2. Regulatory changes: CMS waived limitations on the types of clinical practitioners able to offer telehealth services to Medicare patients and suspended requirements around originating sites (i.e., the location from which a telehealth patient can receive care), so that Medicare beneficiaries can now receive telehealth services inside their own homes. It added 135 additional allowable services that could be delivered via telehealth, which more than doubled its service list.

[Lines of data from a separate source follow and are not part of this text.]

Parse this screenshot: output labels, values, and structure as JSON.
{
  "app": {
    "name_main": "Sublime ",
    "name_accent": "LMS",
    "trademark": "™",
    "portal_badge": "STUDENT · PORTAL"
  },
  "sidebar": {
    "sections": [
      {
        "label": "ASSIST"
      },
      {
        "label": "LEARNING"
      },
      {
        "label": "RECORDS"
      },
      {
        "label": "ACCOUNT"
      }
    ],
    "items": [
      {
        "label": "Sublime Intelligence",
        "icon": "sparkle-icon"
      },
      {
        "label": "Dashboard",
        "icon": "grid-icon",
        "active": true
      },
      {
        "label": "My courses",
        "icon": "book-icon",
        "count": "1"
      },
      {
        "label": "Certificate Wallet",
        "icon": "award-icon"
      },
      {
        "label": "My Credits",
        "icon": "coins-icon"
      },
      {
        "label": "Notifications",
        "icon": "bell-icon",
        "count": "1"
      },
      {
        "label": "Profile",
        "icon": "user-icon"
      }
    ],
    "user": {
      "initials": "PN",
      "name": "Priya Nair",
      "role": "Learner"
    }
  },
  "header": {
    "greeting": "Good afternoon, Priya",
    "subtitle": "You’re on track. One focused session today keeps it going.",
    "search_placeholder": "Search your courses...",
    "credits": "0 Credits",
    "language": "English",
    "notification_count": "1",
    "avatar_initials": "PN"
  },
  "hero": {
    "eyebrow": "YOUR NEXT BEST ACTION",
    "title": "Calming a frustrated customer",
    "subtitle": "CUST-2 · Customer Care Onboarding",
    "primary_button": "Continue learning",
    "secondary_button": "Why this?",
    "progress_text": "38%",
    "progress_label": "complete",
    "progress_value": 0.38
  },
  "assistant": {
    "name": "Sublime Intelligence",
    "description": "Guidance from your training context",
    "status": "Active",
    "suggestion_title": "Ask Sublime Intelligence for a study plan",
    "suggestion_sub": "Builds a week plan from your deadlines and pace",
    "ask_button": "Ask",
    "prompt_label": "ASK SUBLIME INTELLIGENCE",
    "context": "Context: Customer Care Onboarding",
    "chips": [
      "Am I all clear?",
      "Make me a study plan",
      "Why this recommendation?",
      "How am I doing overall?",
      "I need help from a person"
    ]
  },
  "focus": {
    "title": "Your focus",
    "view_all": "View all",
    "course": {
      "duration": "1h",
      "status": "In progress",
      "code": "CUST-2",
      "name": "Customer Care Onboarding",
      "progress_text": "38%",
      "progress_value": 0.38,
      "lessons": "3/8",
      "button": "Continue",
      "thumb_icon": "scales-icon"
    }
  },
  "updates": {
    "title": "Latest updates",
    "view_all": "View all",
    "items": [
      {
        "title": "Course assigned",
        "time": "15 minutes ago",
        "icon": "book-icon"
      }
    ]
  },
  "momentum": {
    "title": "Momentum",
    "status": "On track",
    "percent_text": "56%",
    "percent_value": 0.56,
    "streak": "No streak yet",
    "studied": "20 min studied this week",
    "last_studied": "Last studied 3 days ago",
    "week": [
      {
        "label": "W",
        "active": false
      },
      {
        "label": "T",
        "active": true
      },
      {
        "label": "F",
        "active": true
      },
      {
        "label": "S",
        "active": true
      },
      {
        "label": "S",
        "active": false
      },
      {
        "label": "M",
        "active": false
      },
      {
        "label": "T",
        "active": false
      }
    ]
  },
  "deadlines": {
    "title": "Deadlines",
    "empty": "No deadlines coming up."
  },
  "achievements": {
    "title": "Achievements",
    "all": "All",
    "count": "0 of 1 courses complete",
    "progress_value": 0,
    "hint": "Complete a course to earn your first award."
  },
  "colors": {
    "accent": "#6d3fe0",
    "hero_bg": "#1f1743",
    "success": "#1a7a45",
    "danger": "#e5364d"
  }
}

3. New funding: The CARES Act of 2020 allocated $200M of funding for telehealth to support the expanded use of these tools. Funding in the private sector is also at an all-time high. Digital health incubator Rock Health reports that the first half of 2021 surpassed all of 2020’s funding, which was itself a blockbuster year for digital health funding.1 In addition, the bipartisan Choose Home Care Act of 2021 would allow for Medicare beneficiaries to recover at home following a hospitalization with extended at-home care, rather than a skilled nursing facility.
4. Staffing shortages: Despite vaccinations being widely available in the United States, vaccination rates have slowed. As a result of COVID-19 variants, a new surge of infections have occurred, further exacerbating staff shortages and hospital capacity issues. A desire to reduce infection spread continues to fuel the demand for virtual care.
5. Device innovation: Health devices — both medical-grade and consumer-oriented — are becoming more capable and accessible, expanding the possibility of virtual care models and empowering consumers with more insight into their own health status. While these technologies help advance applications and insights as a result of the ability to capture vital signs, it is still critical for devices to demonstrate alignment with accepted vital sign standards, like Polysomnography (PSG), the current gold standard for measuring sleep. In the future, it’s expected that more and more manufacturers will look to clinically test health devices against these set standards.
6. Consumer demand: Consumer familiarity with telehealth services is increasing across all demographics. While the average telehealth user is 44 years old and likely to have children in the home, telehealth use has increased substantially across all demographic groups.